Brasileiros na Antártida
Em março de 1958, quase dois anos antes da assinatura do tratado, o primeiro brasileiro chegou à Antártida: o médico e jornalista pernambucano Durval Sarmento da Rosa Borges (1912-1999), que era também professor da Faculdade de Higiene e Saúde Pública da USP. Partindo da Nova Zelândia, ele acompanhou um grupo de pesquisadores norte-americanos. O jornal Correio da Manhã, do Rio de Janeiro, começou a publicar em 13 de março seus relatos de viagem, com títulos como “Onde hoje tudo é frio houve prados verdejantes há milênios”, dois dias depois. Borges publicou o que viu também na revista Visão, para a qual escrevia sobre medicina, e depois fez o livro Um brasileiro na Antártida, publicado em maio de 1959 pela Sociedade Geográfica Brasileira.

Também a bordo de um navio norte-americano, o meteorologista e professor da USP Rubens Junqueira Villela foi o primeiro cientista brasileiro a chegar ao continente gelado, em março de 1961. Ele participou da primeira missão científica oficial brasileira, em verão 1982/1983, com os navios Barão de Teffé e Prof. Besnard, que facilitou o ingresso do país no Tratado Antártico. Em 1984 começou a funcionar a Estação Antártida Comandante Ferraz (EACF), a ser reaberta em janeiro de 2020, reconstruída após um incêndio em 25 de fevereiro de 2012.

“Já temos de pensar na construção da segunda estação brasileira”, ressalta Mattos, da Marinha.“A China e a Índia já têm bases até no Ártico, enquanto o Brasil nem sequer aderiu ao tratado de Svalbard, de 1920, que permite a instalação de estações de pesquisa nesse arquipélago norueguês.”

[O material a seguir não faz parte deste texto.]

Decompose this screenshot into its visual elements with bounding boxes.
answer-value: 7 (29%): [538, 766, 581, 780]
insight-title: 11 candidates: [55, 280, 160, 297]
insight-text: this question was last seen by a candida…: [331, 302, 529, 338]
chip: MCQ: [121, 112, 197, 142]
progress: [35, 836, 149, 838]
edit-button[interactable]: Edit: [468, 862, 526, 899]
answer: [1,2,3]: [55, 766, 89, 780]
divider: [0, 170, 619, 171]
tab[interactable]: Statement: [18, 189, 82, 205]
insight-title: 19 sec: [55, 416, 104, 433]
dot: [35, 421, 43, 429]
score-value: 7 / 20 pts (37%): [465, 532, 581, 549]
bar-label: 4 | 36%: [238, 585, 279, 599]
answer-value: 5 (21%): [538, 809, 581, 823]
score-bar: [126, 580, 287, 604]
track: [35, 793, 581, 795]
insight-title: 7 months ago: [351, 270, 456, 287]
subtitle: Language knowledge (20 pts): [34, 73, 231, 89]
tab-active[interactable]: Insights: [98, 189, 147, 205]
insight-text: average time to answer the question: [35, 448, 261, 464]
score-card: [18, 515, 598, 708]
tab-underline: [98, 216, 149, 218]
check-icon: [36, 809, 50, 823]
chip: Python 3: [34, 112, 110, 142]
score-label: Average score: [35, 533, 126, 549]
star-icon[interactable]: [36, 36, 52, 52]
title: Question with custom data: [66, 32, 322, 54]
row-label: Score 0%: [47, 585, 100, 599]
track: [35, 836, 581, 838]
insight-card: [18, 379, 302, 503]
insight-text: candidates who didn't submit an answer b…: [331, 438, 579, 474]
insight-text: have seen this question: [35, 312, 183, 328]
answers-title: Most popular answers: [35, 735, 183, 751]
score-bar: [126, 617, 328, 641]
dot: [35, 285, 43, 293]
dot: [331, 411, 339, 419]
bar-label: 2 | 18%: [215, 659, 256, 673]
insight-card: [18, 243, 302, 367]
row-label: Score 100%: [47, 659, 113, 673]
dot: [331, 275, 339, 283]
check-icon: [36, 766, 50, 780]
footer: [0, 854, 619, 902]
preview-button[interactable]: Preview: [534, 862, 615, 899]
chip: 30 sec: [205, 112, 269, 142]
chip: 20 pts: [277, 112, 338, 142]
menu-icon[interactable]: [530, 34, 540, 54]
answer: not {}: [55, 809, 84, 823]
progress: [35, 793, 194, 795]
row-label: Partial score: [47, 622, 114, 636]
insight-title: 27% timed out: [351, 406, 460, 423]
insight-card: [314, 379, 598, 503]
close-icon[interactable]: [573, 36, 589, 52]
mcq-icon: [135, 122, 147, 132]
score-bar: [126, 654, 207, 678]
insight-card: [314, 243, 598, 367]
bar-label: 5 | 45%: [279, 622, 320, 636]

Alan Arrais /NBR /Agência Brasil A nova estação antártica brasileira, prevista para ser inaugurada em 2020Alan Arrais /NBR /Agência Brasil

Neste ano de 2020 está prevista a elaboração do plano estratégico de pesquisa científica brasileira para o período 2023-2030, com a participação de pesquisadores de universidades federais do Rio Grande do Sul (UFRGS), Rio de Janeiro (UFRJ) e da USP. “Um dos desafios do Brasil é reestruturar a Polantar [Política Nacional para Assuntos Antárticos], que mantém uma visão da década de 1980”, observou o glaciologista Jefferson Cardia Simões, professor da UFRGS, coordenador-geral do Instituto Nacional de Ciência e Tecnologia da Criosfera. Ele é vice-presidente do Comitê Científico sobre Pesquisa Antártida (Scar), criado em 1958 para coordenar as atividades na Antártida do Ano Geofísico Internacional e que se tornou um órgão consultivo do tratado.

“Até a década de 1990”, comentou Simões no encontro na USP, “as prioridades dos países eram o mapeamento dos recursos naturais e as vantagens político-militares, mas atualmente é a qualidade da ciência que dá o status de um país no tratado”. Segundo ele, cientistas brasileiros têm participado de redes internacionais de pesquisa sobre biodiversidade e de monitoramento da camada de ozônio, da radiação, da atmosfera e do gelo e suas implicações no clima regional e global.

No início de dezembro de 2019, Simões partiu com sua equipe para outra viagem à Antártida. Dessa vez, o objetivo é recolocar em funcionamento a Criosfera 1, módulo científico brasileiro automático de coleta de dados meteorológicos. Instalada em dezembro de 2011 a 670 quilômetros (km) do polo Sul geográfico e a 2.500 km da EACF, ficou fechada durante dois anos por falta de recursos para a manutenção.